Adequate service to the public is a primary consideration and duty of the railroad companies. They operate under a franchise granted to them by the State, and are bound to serve the public fairly and impartially. But, where the public does not use the facilities furnished to a sufficient extent to compensate the company therefor, it is a matter for the commission to determine, after a hearing, whether or not more than the minimum of service should be supplied, their action being subject, of course, to the judicial review. In this connection we quote with approval from the case of Blease v. Charleston W.C. Railway, 146 S.C. 496,144 S.E., 233, 240, as follows: "A railroad corporation has only restrictive power in the management of its business, affairs, and property, for the Congress of the United States and the general assembly of the state enact laws on the subject; the Interstate Commerce Commission and the State Railroad Commission promulgate rules and regulations for its control; then its employees have their *Page 442 say in the premises; however, the writer has no criticism to make of this situation, but does think that such corporation should be guarded against undue encroachments withoutfull investigation, and a clear case established showing that the same are necessary for reasonable public service, without confiscating the railroad's property." (Italics added.)

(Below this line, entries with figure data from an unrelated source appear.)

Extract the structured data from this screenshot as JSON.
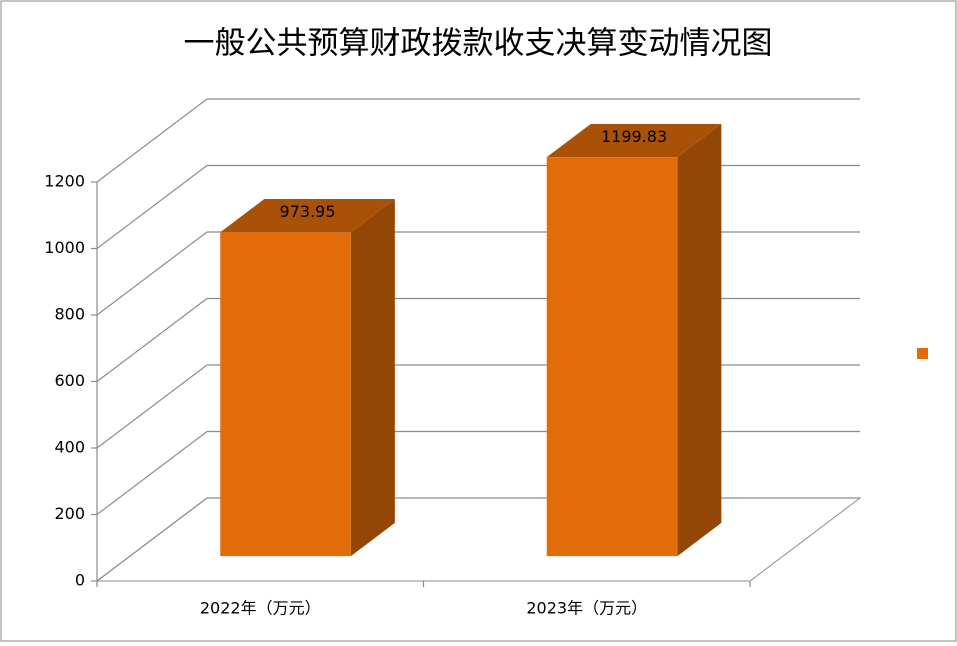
{
  "chart_data": {
    "type": "bar3d",
    "title": "一般公共预算财政拨款收支决算变动情况图",
    "categories": [
      "2022年（万元）",
      "2023年（万元）"
    ],
    "series": [
      {
        "color": "#e36c0a",
        "values": [
          973.95,
          1199.83
        ]
      }
    ],
    "ylim": [
      0,
      1200
    ],
    "yticks": [
      0,
      200,
      400,
      600,
      800,
      1000,
      1200
    ],
    "grid": true,
    "legend": "right"
  }
}
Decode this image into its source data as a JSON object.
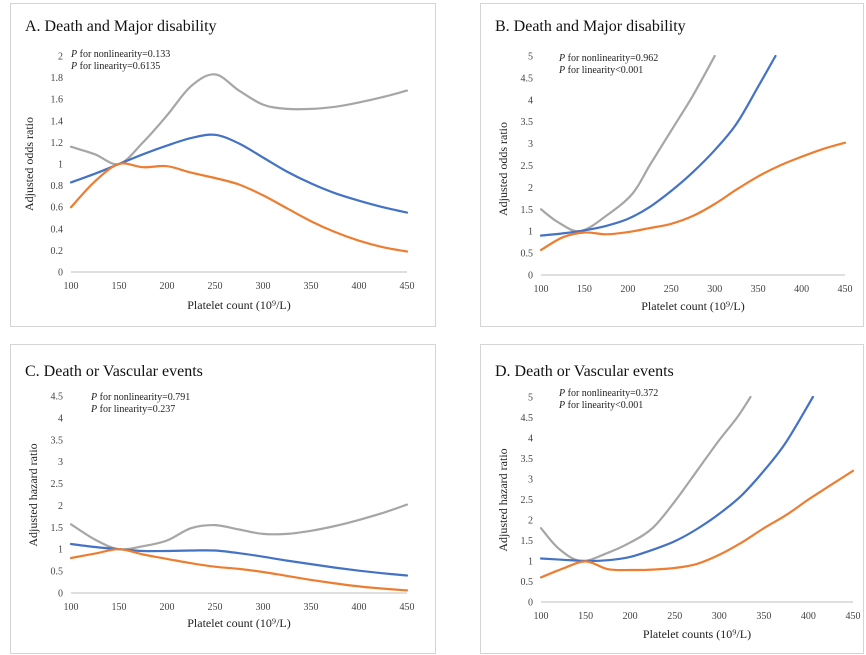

Counsel for appellants have cited two cases, Missouri PacificR.R. Co. v. Kansas, 216 U.S. 262, 30 S.Ct., 330,54 L.Ed., 472, and People ex rel. Cantrell v. St. Louis, A. T.H.R. Co., 176 Ill., 512, 52 N.E., 292, 35 L.R.A., 656, as holding authoritatively that mixed service is not adequate passenger service. In both of those cases, this conclusion was reached from the particular facts of the respective cases, after a hearing and investigation. But even if the Courts in question meant at that time to lay down an arbitrary rule to be followed, which we think they did not, it must be borne in mind that the most recent of the cases was decided more than thirty years ago, when the railroad companies had a practical monopoly of the transportation of passengers for all except very short distances. That condition no longer exists, as the railroad lines are now, in many instances, paralleled by bus lines, and the private automobile, traveling on State maintained roads, has deprived the railroads of a large part of their passenger business. Hence, a standard setting up what constitutes "reasonable accommodations" thirty years ago could not possible be a reasonable and just standard to be followed arbitrarily today. If the public has other facilities for travel furnished either by private automobiles or by bus lines, so that they no longer patronize the railroads, then it is a matter to be determined by the commission only after a full hearing and investigation of the facts, whether or not a mixed train furnishes the "reasonable accommodations" required by the statute. The public must be served by the railroads, but *Page 443 should not expect service to any greater extent than they are willing to use the service provided for them.
The order of his Honor, Arthur L. Gaston, is hereby affirmed and approved in its entirety, and the complaint herein dismissed.
MR. CHIEF JUSTICE BONHAM and MR. JUSTICE BAKER concur.
MESSRS. JUSTICES FISHBURNE and STUKES discent.